De oprichtingsakte werd gepasseerd voor notaris Constantijn Leonard van
den Bergh te Schagen en de Koninklijk Goedkeuring werd op 22 januari
1901, onder nummer 25, verkregen.
De oprichters waren: Pieter Raat Dirkzoon te Schagen, vleeshouwer; Jacob
Bood IJsbrandzoon te Kolhorn, schipper; Jan Dikker te Kolhorn, zonder
beroep; Dokter Theodorus Willem Becker Jacobzoon te Barsingerhorn, arts;
Pieter de Zeeuw Willemzoon te Waardpolder, landbouwer; Klaas Breebaart
Dirkzoon te Waardpolder, landbouwer; Jacob Koster Ariezoon te Schagen,
winkelier (van de 'Kleine Winkel'); Michiel van Thijn Jacob-Leviezoon te
Schagen, winkelier; Jan Breebaart Corneliszoon te Kolhorn, zonder beroep.

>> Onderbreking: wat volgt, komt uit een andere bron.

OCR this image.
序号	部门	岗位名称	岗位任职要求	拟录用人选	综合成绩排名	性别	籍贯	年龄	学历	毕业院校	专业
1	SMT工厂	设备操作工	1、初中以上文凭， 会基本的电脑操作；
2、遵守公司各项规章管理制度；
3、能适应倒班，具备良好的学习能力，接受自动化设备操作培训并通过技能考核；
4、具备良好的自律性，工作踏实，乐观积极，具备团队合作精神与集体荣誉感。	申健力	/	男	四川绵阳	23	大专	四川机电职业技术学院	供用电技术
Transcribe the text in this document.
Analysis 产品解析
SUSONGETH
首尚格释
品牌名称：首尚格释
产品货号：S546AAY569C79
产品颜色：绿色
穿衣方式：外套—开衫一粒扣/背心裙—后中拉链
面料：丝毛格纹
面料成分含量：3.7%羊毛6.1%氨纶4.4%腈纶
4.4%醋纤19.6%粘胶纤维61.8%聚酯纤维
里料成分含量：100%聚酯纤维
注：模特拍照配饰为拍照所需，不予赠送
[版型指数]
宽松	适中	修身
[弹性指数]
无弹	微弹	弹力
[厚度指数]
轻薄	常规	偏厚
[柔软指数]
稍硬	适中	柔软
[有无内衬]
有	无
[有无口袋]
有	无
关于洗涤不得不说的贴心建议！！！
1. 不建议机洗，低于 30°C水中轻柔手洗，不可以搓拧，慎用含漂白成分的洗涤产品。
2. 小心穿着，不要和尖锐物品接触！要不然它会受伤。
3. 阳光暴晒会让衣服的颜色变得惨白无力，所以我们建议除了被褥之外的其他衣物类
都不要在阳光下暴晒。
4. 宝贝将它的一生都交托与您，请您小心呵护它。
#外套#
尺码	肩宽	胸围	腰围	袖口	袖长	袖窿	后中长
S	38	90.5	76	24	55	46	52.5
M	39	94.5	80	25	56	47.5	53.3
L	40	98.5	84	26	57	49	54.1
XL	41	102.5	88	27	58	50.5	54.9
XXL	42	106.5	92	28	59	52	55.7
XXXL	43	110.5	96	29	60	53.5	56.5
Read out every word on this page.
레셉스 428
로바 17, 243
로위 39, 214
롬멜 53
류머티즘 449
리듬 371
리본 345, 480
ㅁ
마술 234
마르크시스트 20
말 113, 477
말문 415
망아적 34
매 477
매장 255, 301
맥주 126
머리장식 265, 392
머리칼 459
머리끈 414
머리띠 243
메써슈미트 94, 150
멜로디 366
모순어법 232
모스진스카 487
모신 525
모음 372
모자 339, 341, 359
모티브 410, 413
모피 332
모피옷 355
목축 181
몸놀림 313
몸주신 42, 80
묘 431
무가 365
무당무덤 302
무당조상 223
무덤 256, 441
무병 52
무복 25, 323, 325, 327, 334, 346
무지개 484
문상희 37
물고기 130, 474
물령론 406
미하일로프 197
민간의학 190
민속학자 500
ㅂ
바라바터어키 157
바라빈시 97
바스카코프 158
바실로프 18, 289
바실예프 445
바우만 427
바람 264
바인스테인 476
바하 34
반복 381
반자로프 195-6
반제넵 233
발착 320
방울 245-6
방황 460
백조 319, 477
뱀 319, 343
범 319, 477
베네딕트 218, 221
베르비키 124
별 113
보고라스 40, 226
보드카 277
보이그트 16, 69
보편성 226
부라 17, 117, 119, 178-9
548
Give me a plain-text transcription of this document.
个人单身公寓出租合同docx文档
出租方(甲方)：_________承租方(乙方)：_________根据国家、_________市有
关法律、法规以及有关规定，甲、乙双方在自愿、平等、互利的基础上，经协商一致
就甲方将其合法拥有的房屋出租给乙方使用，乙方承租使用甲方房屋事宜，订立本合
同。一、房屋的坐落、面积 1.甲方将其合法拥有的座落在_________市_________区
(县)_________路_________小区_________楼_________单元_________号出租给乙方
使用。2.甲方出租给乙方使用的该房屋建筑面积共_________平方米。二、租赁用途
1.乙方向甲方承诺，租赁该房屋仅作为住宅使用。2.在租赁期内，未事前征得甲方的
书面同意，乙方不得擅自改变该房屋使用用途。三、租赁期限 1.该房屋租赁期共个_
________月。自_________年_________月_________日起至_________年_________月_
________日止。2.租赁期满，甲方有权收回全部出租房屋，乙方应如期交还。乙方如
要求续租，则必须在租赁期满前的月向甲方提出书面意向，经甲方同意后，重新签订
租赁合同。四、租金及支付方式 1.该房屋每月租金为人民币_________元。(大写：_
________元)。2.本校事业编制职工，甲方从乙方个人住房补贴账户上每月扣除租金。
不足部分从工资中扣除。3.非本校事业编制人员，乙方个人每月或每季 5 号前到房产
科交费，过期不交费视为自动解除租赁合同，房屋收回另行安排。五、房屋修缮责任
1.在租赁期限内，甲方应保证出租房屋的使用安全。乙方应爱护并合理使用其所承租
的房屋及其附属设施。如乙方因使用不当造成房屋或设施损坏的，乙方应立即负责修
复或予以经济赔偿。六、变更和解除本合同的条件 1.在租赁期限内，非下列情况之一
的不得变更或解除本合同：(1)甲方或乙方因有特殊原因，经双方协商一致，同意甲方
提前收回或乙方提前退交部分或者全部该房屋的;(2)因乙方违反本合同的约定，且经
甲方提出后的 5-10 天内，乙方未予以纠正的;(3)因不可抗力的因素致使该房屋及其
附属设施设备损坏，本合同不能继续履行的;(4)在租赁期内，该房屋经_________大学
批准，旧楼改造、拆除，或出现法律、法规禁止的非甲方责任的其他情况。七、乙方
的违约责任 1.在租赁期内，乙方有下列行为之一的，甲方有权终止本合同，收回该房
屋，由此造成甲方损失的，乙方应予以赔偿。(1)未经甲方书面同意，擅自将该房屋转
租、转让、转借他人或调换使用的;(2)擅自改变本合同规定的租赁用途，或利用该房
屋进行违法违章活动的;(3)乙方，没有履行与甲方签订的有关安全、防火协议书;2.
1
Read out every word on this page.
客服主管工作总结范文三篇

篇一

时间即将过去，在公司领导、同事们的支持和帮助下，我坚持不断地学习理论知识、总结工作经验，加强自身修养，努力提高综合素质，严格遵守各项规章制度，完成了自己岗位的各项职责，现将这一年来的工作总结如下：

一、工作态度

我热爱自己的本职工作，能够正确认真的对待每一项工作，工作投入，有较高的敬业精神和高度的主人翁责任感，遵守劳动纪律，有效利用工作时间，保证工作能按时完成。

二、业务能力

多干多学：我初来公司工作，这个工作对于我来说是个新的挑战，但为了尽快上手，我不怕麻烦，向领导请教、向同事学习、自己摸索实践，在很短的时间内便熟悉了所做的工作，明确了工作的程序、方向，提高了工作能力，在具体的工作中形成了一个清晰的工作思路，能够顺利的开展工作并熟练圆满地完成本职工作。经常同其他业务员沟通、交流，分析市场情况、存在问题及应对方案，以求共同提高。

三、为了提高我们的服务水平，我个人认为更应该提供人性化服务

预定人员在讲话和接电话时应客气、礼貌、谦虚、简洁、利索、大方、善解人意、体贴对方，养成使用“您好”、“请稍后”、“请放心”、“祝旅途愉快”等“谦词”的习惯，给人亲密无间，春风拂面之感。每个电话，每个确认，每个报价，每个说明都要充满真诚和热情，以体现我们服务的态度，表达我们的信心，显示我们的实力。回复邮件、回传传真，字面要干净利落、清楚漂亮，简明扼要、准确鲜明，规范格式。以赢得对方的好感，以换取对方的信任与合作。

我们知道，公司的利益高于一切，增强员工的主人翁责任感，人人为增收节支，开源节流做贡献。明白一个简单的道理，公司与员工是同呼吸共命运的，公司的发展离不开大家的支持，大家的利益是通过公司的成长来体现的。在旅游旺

De vennootschap werd op 2 februari 1901 bij de Griffie te Schagen
ingeschreven. De inschrijving bij de Griffie was verplicht. Dit duurde tot
1920. Vanaf dat jaar was de inschrijving verplicht bij de Kamer van
Koophandel. De Griffie was in Schagen gevestigd in het gebouw van het
kantongerecht in de Landbouwstraat.
De dienst van Kolhorn naar Schagen moest worden uitgevoerd met 'De
Volharding', een stalen motorbootje. Het bootje werd voortgestuwd door een
petroleummotor.
Proefvaart was goed, de vaarweg niet
De proefvaart op 13 mei 1901, 1 maart was kennelijk niet gehaald, verliep
wat 'De Volharding" betreft goed. Er was echter een ander probleem.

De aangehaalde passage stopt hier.